2026年現在、私たちは日常的に“意味の供給過多”の中にいる。

  • SNSでは、意味が即座に評価され
  • AIは、意味を自動生成し
  • ニュースや広告は、「意味がある理由」を先回りして提示する

言葉は、浮かぶ前に回収され、評価され、タグ付けされる

その中で「ゴステムン」のような、

意味がない
何の価値もない
頭にただ浮かんだ言葉

という存在は、むしろ時代への抵抗に近い。

「無駄に尽力しろ」「余計で満たせ」というフレーズは、
効率・最適化・生産性を最優先する社会に対して、
あえて“無益性”を肯定する宣言と読める。


2. 「一円に更なる価値を」というフレーズの危うさ

繰り返される、

一円に更なる価値を

という言葉は、とても現代的だ。

なぜならそれは、

  • 投資
  • NFT
  • 推し活
  • データ
  • 自己ブランディング

といった「本来は一円の価値しかなかったものに、物語を載せる行為」そのものだからだ。

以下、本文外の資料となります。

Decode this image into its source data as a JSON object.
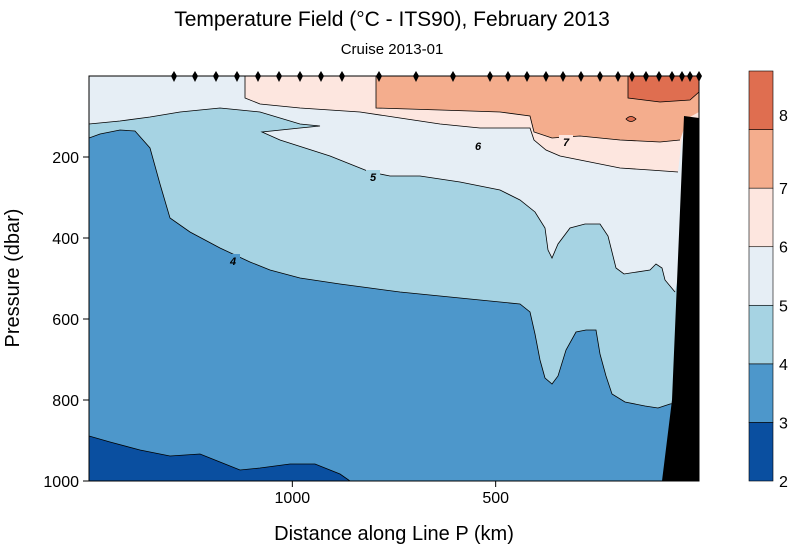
{
  "title": "Temperature Field  (°C - ITS90),  February 2013",
  "subtitle": "Cruise 2013-01",
  "chart_data": {
    "type": "contour",
    "title": "Temperature Field  (°C - ITS90),  February 2013",
    "subtitle": "Cruise 2013-01",
    "xlabel": "Distance along Line P  (km)",
    "ylabel": "Pressure  (dbar)",
    "x_axis": {
      "range": [
        1500,
        0
      ],
      "reversed": true,
      "tick_values": [
        1000,
        500
      ],
      "tick_labels": [
        "1000",
        "500"
      ]
    },
    "y_axis": {
      "range": [
        0,
        1000
      ],
      "reversed": true,
      "tick_values": [
        200,
        400,
        600,
        800,
        1000
      ],
      "tick_labels": [
        "200",
        "400",
        "600",
        "800",
        "1000"
      ]
    },
    "contour_levels": [
      2,
      3,
      4,
      5,
      6,
      7,
      8
    ],
    "contour_labels": [
      "4",
      "5",
      "6",
      "7"
    ],
    "colorbar": {
      "tick_labels": [
        "2",
        "3",
        "4",
        "5",
        "6",
        "7",
        "8"
      ],
      "colors": [
        "#0a4fa0",
        "#4d97cb",
        "#a6d3e3",
        "#e6eef5",
        "#fde6df",
        "#f4ad8d",
        "#df6e50"
      ]
    },
    "bathymetry_color": "#000000",
    "station_marker": "diamond",
    "station_count": 27
  }
}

しかし「ゴステムン」は、そのプロセスをどこか空虚に見ている。

価値を足せば足すほど、
言葉に魂を込めようとすればするほど、
「それって本当に必要だったのか?」という疑念が湧いてくる。

これは、価値創造に疲れた時代の感覚だ。


3. “人間らしさ”が唯一の拠り所になった社会

我々がすべき人間らしさは
それに尽きる

ここで語られる「人間らしさ」は、
優しさでも、正しさでも、倫理でもない。

それは

  • 無駄
  • 余計
  • 意味がない
  • 後から後悔する

そうした“非最適な振る舞い”のことだ。

2026年時点で、文章、音楽、映像、解説、要約、感想は、
ほぼすべてAIが「それっぽく」作れるようになった。

だからこそ、人間に残されたのは

「意味がないと分かっていて、それでもやってしまう行為」

だけになりつつある。

「ゴステムン」は、その最前線にある。


4. 「君を殺すこと」「愛するがゆえの愛さ」――言葉の危険な跳躍

この詩には、唐突で危険なフレーズが挟まれる。

君を殺すこと
愛するがゆえの愛さ

これは比喩でありながら、強烈だ。
そして重要なのは、説明されないことだ。

現代の文章の多くは、
「誤解されないように」「炎上しないように」
あらかじめ意味を限定する。

しかしここでは、説明を放棄している。

これは、
“説明責任を拒否する言葉”がどこまで許されるのか
という問いでもある。

AIが安全に言葉を整える時代に、
あえて荒れた言葉を残すことは、
表現として“際どい”が、同時に“人間的”でもある。


5. ディランが街を歩く――意味は後から宿るもの

街中を歩くディラン
目につくものを口にしていく
それに魂が宿っていく

ここで描かれるのは、「意味は狙って作るものではない」という逆説だ。

何気なく口にした言葉、
たまたま目に入った風景、
偶然の積み重ね。

この態度は、
アルゴリズムに最適化された創作とは正反対にある。

AIが「最も刺さる言葉」を先に選ぶ時代に、
刺さらなくてもいい言葉を拾うこと。

そこにしか、生の表現は生まれないのかもしれない。


6. 「もうカレンダーは去年」――時間に置いていかれる感覚

腰かけてるだけが
もうカレンダーは去年
憧れは過ぎ去った

これは、若さでもなければ老いでもない。
**“更新され続ける社会から、ほんの少し遅れる感覚”**だ。

2026年の社会は、
つねに「次」が提示される。

  • 次のAI
  • 次のSNS
  • 次のトレンド
  • 次の正解

そこに追いつけない感覚を、
「ゴステムン」は正直に書いている。

憧れが過去形になる瞬間。
それは挫折ではなく、世界の速度に気づいた瞬間かもしれない。


7. 最後に残る「まだまだ だな」という自己否定

言葉になんかならない
なんの価値もない

まだまだ だな

この結びは、完成を拒否している。

自分で作った言葉を、
自分で「価値がない」と断じる。

だが、その未完成性こそが、
このテキストを“終わらせていない”。

「ゴステムン」は答えを出さない。
だからこそ、読み手に次の問いを残す。


次に、読者に差し出すべきもの

この文章を読んだ人に、次に提供すべきなのは
解釈の正解ではない。

  • 「あなたなら、この“意味のない言葉”をどう扱うか」
  • 「AIが言葉を作る時代に、あなたは何を書くのか」
  • 「価値がないと分かっていて、まだやりたいことは何か」

そうした問いだ。

「ゴステムン」は失敗しているかもしれない。
だが、失敗したまま止まっている文章は、
完成した凡庸な言葉より、ずっと未来に残る。

そしてそれを読んで、何かが引っかかったなら、
その引っかかりこそが、
今の人間に残された“人間らしさ”なのだろう。


written by ときなかと
オリジナル投稿:2019年3月30日

1 件のコメント:

  1. 2記事目の投稿ありがとうございました。この調子で今後もよろしくお願いします。